Americans with Disabilities Act changed nation over 20 yearsMore than 50 people gathered Monday at the Barker’s Island Pavilion in Superior to celebrate the 20th anniversary of the Americans with Disabilities Act. The ADA was passed on June 26, 1990.
By: By Laura Podgornik, Wisconsin Public Radio, Superior Telegram
More than 50 people gathered Monday at the Barker’s Island Pavilion in Superior to celebrate the 20th anniversary of the Americans with Disabilities Act. The ADA was passed on June 26, 1990.
Twenty years ago, there were few sidewalk curb cuts. After breaking his back in 1977, Jeff Fox of Superior was taught to jump onto sidewalks. He says disabled Americans have come along way but there’s more to accomplish.
“I would like to be able to go into any town anywhere and get into all the stores with no problem; the front doors. You go to some towns and you want to take the public transportation and they say ‘Oh well, you don’t have the disabled pass.’ Well, gee whiz. I’m in a wheelchair. You know I can’t walk. All I should have to do is say I can’t walk and I should get the disabled pass.”
Fox is a member of a group called ADAPT. ADAPT members travel the country and appeal to local, state and federal government to uphold the rights of people with disabilities. ADAPT member Ben Barrett of Trego says people with disabilities need the advocacy.
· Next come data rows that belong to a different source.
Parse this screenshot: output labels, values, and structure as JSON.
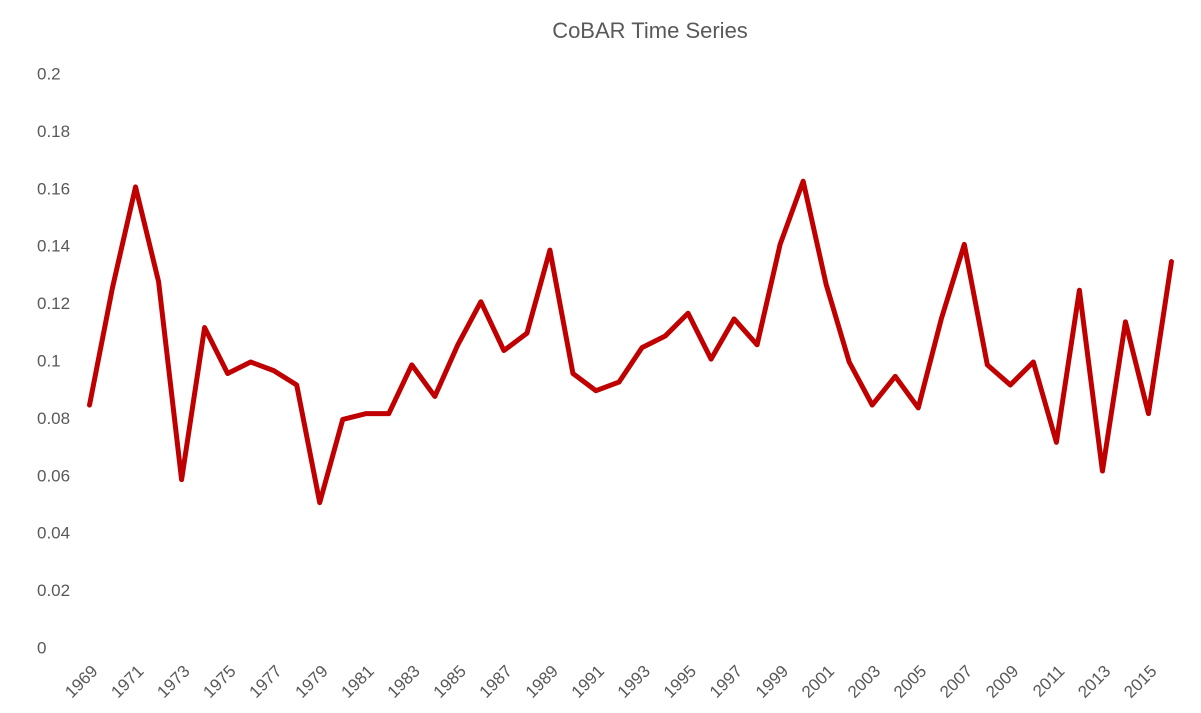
{
  "chart_data": {
    "type": "line",
    "title": "CoBAR Time Series",
    "categories": [
      "1969",
      null,
      "1971",
      null,
      "1973",
      null,
      "1975",
      null,
      "1977",
      null,
      "1979",
      null,
      "1981",
      null,
      "1983",
      null,
      "1985",
      null,
      "1987",
      null,
      "1989",
      null,
      "1991",
      null,
      "1993",
      null,
      "1995",
      null,
      "1997",
      null,
      "1999",
      null,
      "2001",
      null,
      "2003",
      null,
      "2005",
      null,
      "2007",
      null,
      "2009",
      null,
      "2011",
      null,
      "2013",
      null,
      "2015",
      null
    ],
    "series": [
      {
        "color": "#c00000",
        "values": [
          0.085,
          0.126,
          0.161,
          0.128,
          0.059,
          0.112,
          0.096,
          0.1,
          0.097,
          0.092,
          0.051,
          0.08,
          0.082,
          0.082,
          0.099,
          0.088,
          0.106,
          0.121,
          0.104,
          0.11,
          0.139,
          0.096,
          0.09,
          0.093,
          0.105,
          0.109,
          0.117,
          0.101,
          0.115,
          0.106,
          0.141,
          0.163,
          0.127,
          0.1,
          0.085,
          0.095,
          0.084,
          0.115,
          0.141,
          0.099,
          0.092,
          0.1,
          0.072,
          0.125,
          0.062,
          0.114,
          0.082,
          0.135
        ]
      }
    ],
    "ylim": [
      0,
      0.2
    ],
    "yticks": [
      0,
      0.02,
      0.04,
      0.06,
      0.08,
      0.1,
      0.12,
      0.14,
      0.16,
      0.18,
      0.2
    ],
    "grid": false
  }
}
“We, citizens of the United States are entitled to the least restrictive environment possible. That means if you’re in an individual who’s on a vent and say you want to live at home, you should have that right. You should not have, ‘We’re going to pay for the institution and this is it.’”
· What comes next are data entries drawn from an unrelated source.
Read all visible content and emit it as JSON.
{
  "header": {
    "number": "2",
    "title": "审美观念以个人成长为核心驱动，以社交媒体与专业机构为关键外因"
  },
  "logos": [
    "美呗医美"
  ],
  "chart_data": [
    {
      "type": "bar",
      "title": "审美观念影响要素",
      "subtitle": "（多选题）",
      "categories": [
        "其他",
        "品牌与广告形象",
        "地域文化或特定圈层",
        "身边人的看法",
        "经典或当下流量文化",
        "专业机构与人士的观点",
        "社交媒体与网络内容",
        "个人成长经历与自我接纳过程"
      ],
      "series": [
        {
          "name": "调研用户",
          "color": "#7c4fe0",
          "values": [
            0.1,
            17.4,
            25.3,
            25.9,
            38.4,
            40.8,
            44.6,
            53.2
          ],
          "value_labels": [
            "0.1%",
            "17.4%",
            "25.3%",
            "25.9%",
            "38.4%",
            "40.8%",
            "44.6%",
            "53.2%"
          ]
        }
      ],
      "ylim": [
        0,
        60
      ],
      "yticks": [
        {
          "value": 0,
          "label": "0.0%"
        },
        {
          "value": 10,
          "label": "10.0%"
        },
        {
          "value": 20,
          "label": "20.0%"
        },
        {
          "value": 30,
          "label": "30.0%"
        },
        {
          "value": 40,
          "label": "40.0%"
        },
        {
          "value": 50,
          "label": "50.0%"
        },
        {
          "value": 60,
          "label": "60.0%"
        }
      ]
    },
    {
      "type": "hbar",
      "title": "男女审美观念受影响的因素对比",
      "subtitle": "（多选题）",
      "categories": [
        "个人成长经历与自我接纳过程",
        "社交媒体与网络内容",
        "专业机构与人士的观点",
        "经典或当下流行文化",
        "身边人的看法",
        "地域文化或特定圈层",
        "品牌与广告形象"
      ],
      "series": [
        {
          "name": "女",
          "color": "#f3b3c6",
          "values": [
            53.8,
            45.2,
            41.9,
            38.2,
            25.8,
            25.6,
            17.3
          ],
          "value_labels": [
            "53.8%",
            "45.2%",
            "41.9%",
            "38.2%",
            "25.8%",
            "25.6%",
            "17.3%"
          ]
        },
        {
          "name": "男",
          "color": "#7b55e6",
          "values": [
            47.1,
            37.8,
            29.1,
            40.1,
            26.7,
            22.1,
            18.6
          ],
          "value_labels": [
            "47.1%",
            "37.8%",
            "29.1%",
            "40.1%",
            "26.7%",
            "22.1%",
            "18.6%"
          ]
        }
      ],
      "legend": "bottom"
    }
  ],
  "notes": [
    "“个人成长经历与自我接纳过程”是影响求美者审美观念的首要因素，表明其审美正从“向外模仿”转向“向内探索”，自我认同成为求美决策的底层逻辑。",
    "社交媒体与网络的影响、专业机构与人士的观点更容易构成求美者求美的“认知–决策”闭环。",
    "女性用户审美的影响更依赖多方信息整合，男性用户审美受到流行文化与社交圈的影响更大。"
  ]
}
North Country Independent Living Specialist Stewart Holman of Ashland has cerebral palsy. Holman says the ADA changed his life.
“When I grew up, there were more barriers that we had to face with inaccessible buildings, government buildings, city halls, restaurants were far more inaccessible and public events such as this. Facilities in our community were inaccessible. Now they need to be and it’s part of my responsibility as a consumer, a person with a disability to let folks know that improvements still need to be made. A lot of progress has been made but we have a long way to go.”
Holman says businesses that are more disability-friendly will see more customers because of it.